Sie waren schon um elf Uhr zur Stelle gewesen, aber wie erwartet tauchte niemand vor der verabredeten Uhrzeit auf. Der Schwede erschien als erster.
Er kam von Klarabergsgatan her, und das Fahndungspersonal dort oben meldete ihn über Funk, eine Minute, bevor er eintrat und sich in dem Selbstbedienungscafe in die Schlange einreihte.
Der Abteilungsleiter der Einwanderungsbehörde nahm sich eine Tasse Kaffee und ging zu einem Tisch in der Nähe der Fenster zu den Bahnsteigen an der Nordseite.
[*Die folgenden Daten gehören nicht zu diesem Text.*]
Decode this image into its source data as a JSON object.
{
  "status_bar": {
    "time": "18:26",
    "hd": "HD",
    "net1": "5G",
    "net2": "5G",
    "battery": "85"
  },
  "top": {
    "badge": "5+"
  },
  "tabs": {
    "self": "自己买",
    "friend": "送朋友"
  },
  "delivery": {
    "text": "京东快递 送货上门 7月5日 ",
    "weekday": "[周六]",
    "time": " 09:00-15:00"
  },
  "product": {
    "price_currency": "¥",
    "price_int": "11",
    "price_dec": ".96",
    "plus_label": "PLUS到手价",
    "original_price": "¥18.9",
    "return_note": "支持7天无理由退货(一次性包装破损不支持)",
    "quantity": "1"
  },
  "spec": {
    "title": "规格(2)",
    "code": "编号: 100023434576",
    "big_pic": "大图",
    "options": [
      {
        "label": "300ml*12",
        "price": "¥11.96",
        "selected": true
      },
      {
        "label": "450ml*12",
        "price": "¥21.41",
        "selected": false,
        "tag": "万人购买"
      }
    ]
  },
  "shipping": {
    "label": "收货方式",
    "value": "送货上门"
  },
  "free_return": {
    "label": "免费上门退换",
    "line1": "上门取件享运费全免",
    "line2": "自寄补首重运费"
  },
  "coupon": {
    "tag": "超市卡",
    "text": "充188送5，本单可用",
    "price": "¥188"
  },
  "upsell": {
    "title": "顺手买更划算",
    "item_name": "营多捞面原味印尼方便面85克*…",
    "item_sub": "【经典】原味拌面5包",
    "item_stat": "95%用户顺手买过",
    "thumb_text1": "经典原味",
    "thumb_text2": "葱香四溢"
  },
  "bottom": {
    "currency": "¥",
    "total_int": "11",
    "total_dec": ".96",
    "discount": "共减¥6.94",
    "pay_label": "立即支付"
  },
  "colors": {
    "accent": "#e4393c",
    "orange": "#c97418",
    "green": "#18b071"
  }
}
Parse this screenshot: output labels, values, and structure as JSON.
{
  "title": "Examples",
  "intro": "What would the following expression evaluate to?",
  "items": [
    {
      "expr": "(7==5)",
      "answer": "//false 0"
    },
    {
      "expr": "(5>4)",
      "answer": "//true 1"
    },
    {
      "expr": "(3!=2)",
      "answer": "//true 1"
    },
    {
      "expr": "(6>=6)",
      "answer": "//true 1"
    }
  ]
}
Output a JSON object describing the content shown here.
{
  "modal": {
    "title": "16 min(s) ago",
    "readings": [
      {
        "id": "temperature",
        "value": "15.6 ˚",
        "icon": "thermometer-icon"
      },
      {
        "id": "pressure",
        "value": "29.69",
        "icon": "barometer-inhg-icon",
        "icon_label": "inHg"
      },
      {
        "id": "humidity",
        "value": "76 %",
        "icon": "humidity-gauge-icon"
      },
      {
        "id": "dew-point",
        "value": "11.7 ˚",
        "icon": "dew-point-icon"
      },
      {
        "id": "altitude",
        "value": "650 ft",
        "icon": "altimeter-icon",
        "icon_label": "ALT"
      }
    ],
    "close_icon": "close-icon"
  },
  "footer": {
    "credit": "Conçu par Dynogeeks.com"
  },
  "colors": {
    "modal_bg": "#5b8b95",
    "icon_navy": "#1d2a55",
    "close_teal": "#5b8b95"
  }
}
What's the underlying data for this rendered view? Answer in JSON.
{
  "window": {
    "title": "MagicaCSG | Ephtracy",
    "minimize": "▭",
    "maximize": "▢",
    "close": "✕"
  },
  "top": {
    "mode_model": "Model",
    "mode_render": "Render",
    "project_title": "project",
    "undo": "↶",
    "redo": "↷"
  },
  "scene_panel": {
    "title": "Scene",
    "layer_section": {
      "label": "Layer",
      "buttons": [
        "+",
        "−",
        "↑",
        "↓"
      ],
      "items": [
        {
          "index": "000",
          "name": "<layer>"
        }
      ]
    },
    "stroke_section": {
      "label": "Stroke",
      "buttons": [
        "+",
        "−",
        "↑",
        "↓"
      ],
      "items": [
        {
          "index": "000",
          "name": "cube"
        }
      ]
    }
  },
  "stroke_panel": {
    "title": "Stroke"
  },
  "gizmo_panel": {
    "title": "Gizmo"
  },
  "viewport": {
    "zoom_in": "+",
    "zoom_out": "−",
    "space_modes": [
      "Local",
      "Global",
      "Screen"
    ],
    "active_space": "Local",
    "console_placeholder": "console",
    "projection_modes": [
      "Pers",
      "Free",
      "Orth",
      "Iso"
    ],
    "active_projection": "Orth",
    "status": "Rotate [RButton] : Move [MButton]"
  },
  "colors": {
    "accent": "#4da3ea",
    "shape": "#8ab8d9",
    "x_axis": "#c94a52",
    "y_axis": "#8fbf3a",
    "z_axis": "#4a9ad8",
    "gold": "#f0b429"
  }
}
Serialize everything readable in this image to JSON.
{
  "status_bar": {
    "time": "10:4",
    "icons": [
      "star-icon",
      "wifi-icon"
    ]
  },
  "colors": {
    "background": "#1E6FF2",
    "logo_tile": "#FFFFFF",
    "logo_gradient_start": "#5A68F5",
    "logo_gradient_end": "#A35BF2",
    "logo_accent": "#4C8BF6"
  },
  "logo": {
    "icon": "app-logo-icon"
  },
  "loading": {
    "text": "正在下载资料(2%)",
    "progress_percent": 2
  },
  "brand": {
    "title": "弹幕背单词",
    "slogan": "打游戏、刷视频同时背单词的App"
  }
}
Eine der Kameras brauchte nur ein wenig geschwenkt zu werden, um den Cafetisch deutlich zu präsentieren.
»Das sieht gut aus«, brummte Fristedt zu Carl, »er sitzt jedenfalls nicht so, daß er verdeckt ist und hat sich auch nicht in die Nähe des Geländers auf der anderen Seite gesetzt. So kann er nicht ins Lokal hinuntersehen.«
»Wenn sie gehen, werden sie vermutlich tauschen. Der Iraner kommt von der anderen Seite, von unten. Wenn er aber sein Handwerk versteht, geht er geradewegs auf den Klarabergs-Viadukt hinaus und schlimmstenfalls direkt zu einem Auto und verschwindet. Dann stehen wir da mit einem Abteilungsleiter, der nur Geld bei sich hat«, flüsterte Carl, als könnte der Überwachte ihn hören.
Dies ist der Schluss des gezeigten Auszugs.